As the Minister has helpfully set out, the measures will introduce new penalties for tax avoidance enablers. Specifically, penalties charged will be equal to the amount of consideration received or receivable by the enabler for their role in enabling the tax avoidance arrangements that were defeated.

Our amendments 41 and 42 would require the publication of information about how the new scheme will operate. Specifically, we think it is necessary for lawmakers, the public and others to be aware of who is being penalised through these new tax measures; the nature of the abusive tax arrangements that have been uncovered and dealt with; the extent to which they apply to offshore income, assets and activities; and the extent to which successful criminal prosecution is used rather than this penalty.

We think that that information is necessary because we are concerned that, although it is a welcome step, this measure is potentially insufficient. We are concerned that the Minister’s aspirations for this measure to have a behavioural impact might not be realised, and that concern relates specifically to the extent of the penalty.

As I have said, the penalties charged will be equal to the amount of consideration received or receivable by the enabler for their role in enabling the tax avoidance. Therefore, in effect, they will be required to pay back merely the payment they received for the inappropriate arrangement in the first place. That payment might not even cover HMRC’s costs of investigation and recovery.

As I understand it, penalties have been reduced after consultation, which is regrettable. Given that this is the Finance Bill, we cannot suggest that those penalties should be restored to a level that would cover HMRC’s costs—that would be inadmissible. None the less, we can ask for the information that we will require to assess whether this regime is watertight and driving the behavioural change suggested by the Minister.

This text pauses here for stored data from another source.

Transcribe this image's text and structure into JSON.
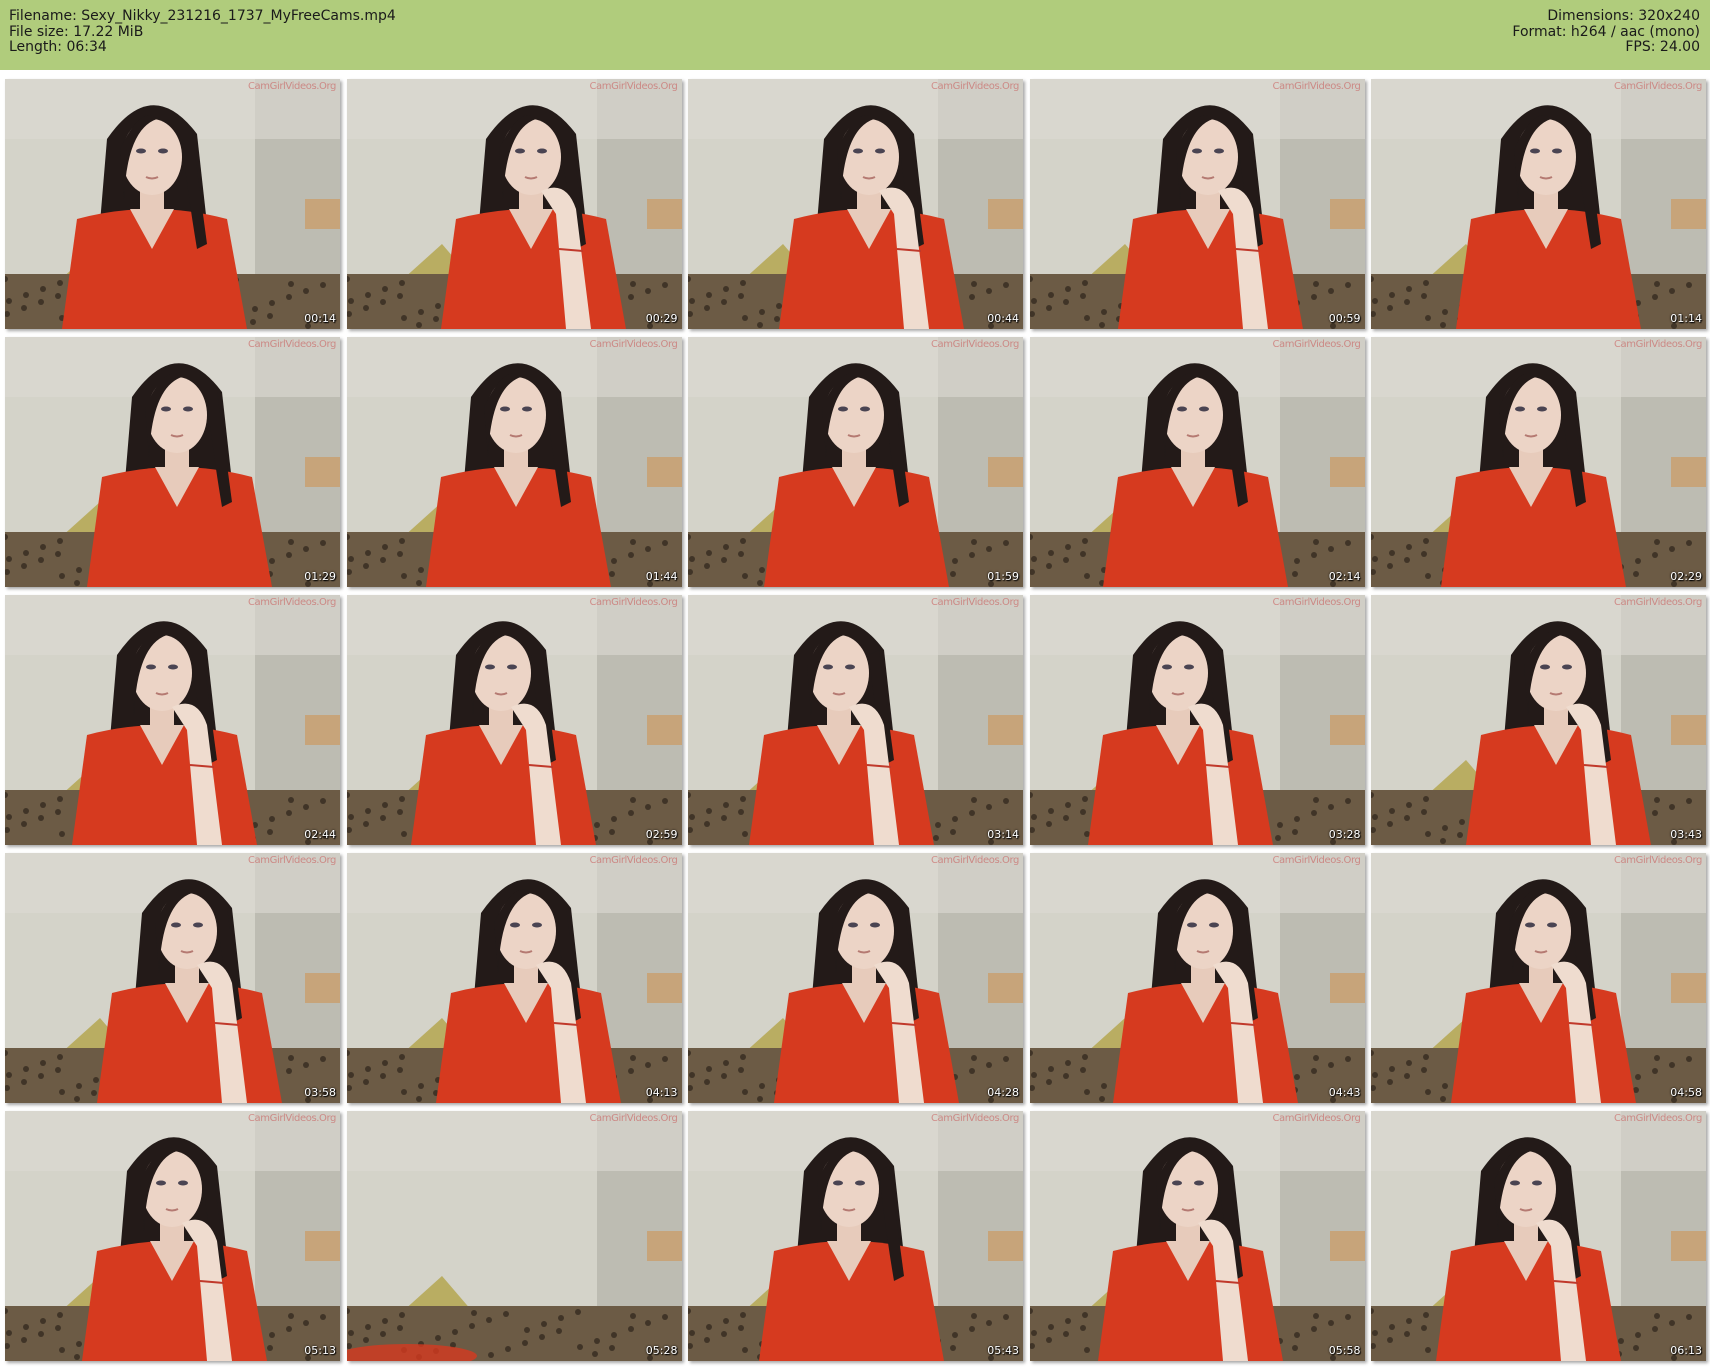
{
  "header": {
    "filename": "Filename: Sexy_Nikky_231216_1737_MyFreeCams.mp4",
    "filesize": "File size: 17.22 MiB",
    "length": "Length: 06:34",
    "dimensions": "Dimensions: 320x240",
    "format": "Format: h264 / aac (mono)",
    "fps": "FPS: 24.00"
  },
  "watermark": "CamGirlVideos.Org",
  "colors": {
    "header_bg": "#b0cc7c",
    "shirt": "#d63a1f",
    "hair": "#231a18",
    "wall": "#d4d3c9"
  },
  "thumbnails": [
    {
      "time": "00:14",
      "person": true,
      "hand": false
    },
    {
      "time": "00:29",
      "person": true,
      "hand": true
    },
    {
      "time": "00:44",
      "person": true,
      "hand": true
    },
    {
      "time": "00:59",
      "person": true,
      "hand": true
    },
    {
      "time": "01:14",
      "person": true,
      "hand": false
    },
    {
      "time": "01:29",
      "person": true,
      "hand": false
    },
    {
      "time": "01:44",
      "person": true,
      "hand": false
    },
    {
      "time": "01:59",
      "person": true,
      "hand": false
    },
    {
      "time": "02:14",
      "person": true,
      "hand": false
    },
    {
      "time": "02:29",
      "person": true,
      "hand": false
    },
    {
      "time": "02:44",
      "person": true,
      "hand": true
    },
    {
      "time": "02:59",
      "person": true,
      "hand": true
    },
    {
      "time": "03:14",
      "person": true,
      "hand": true
    },
    {
      "time": "03:28",
      "person": true,
      "hand": true
    },
    {
      "time": "03:43",
      "person": true,
      "hand": true
    },
    {
      "time": "03:58",
      "person": true,
      "hand": true
    },
    {
      "time": "04:13",
      "person": true,
      "hand": true
    },
    {
      "time": "04:28",
      "person": true,
      "hand": true
    },
    {
      "time": "04:43",
      "person": true,
      "hand": true
    },
    {
      "time": "04:58",
      "person": true,
      "hand": true
    },
    {
      "time": "05:13",
      "person": true,
      "hand": true
    },
    {
      "time": "05:28",
      "person": false,
      "hand": false
    },
    {
      "time": "05:43",
      "person": true,
      "hand": false
    },
    {
      "time": "05:58",
      "person": true,
      "hand": true
    },
    {
      "time": "06:13",
      "person": true,
      "hand": true
    }
  ]
}
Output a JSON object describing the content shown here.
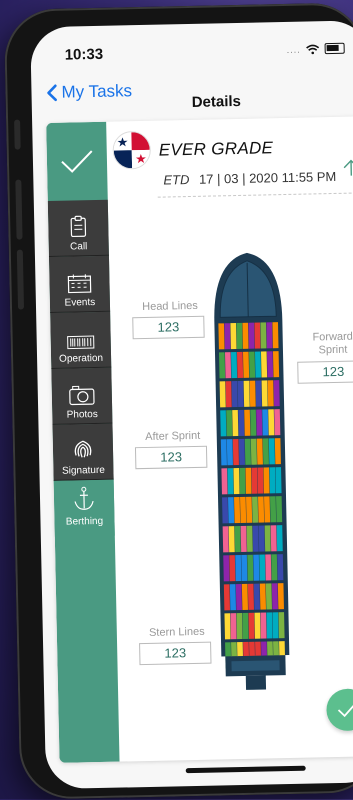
{
  "status": {
    "time": "10:33",
    "dots": "...."
  },
  "nav": {
    "back_label": "My Tasks",
    "title": "Details"
  },
  "vessel": {
    "name": "EVER GRADE",
    "etd_label": "ETD",
    "etd_value": "17 | 03 | 2020 11:55 PM",
    "flag_icon": "panama-flag"
  },
  "sidebar": {
    "items": [
      {
        "label": "Call",
        "icon": "clipboard-icon"
      },
      {
        "label": "Events",
        "icon": "calendar-icon"
      },
      {
        "label": "Operation",
        "icon": "barcode-icon"
      },
      {
        "label": "Photos",
        "icon": "camera-icon"
      },
      {
        "label": "Signature",
        "icon": "fingerprint-icon"
      },
      {
        "label": "Berthing",
        "icon": "anchor-icon"
      }
    ]
  },
  "fields": {
    "head_lines": {
      "label": "Head Lines",
      "value": "123"
    },
    "forward_sprint": {
      "label1": "Forward",
      "label2": "Sprint",
      "value": "123"
    },
    "after_sprint": {
      "label": "After Sprint",
      "value": "123"
    },
    "stern_lines": {
      "label": "Stern Lines",
      "value": "123"
    }
  },
  "colors": {
    "accent": "#4a9a82",
    "sidebar_dark": "#3c3c3c",
    "fab": "#5cbf8e",
    "link": "#1a73e8",
    "hull": "#1d3b52"
  }
}
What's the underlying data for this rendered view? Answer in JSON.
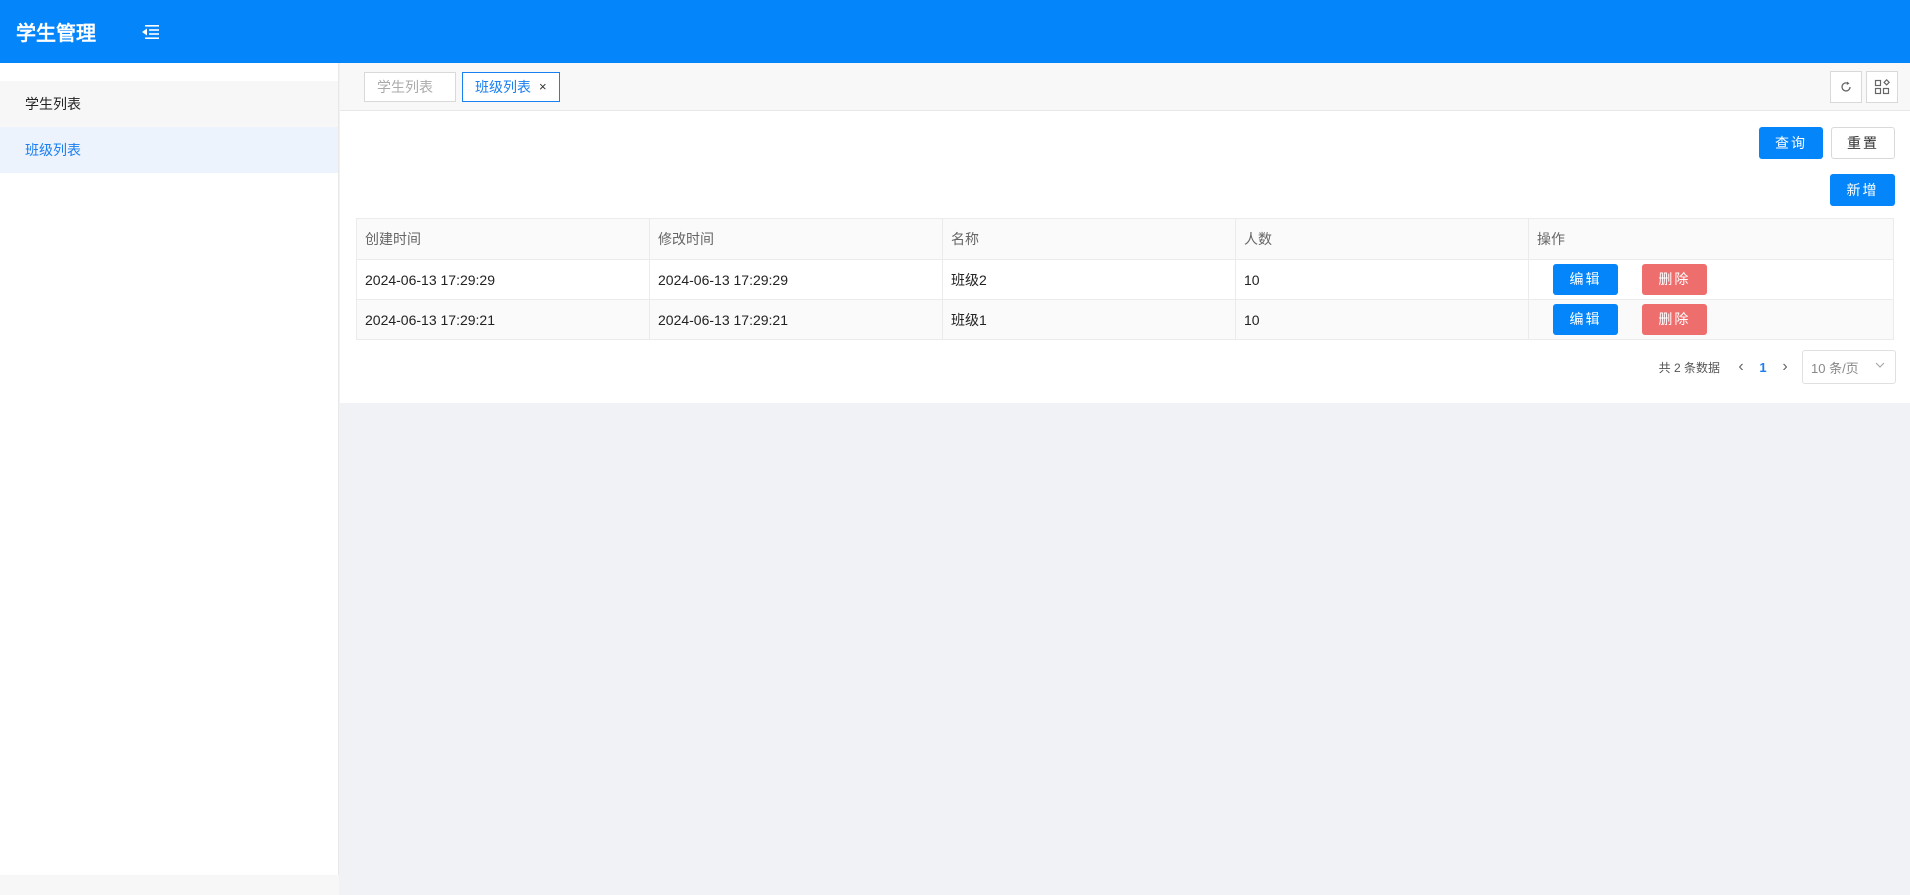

Ruth George Portrait Ruth George
- Hansard - - - Excerpts

Does my hon. Friend think that the clause provides HMRC with any impetus to investigate such schemes at an early stage? At that point, very little tax may be recoverable, resulting in a smaller penalty. That would create a perverse incentive to delay investigations until greater charges can be levied in order to cover HMRC’s costs. I would hope that the Minister would want to incentivise the early investigation of such schemes.

Anneliese Dodds Portrait Anneliese Dodds
- Hansard - -

My hon. Friend makes a good point about the potential perverse incentives created by focusing uniquely on HMRC receiving payment from the client for the creation of such schemes and the enrolling of individuals and firms on to them, rather than on the activity of creating those schemes in the first place and, above all, on HMRC’s costs as a result of investigating them.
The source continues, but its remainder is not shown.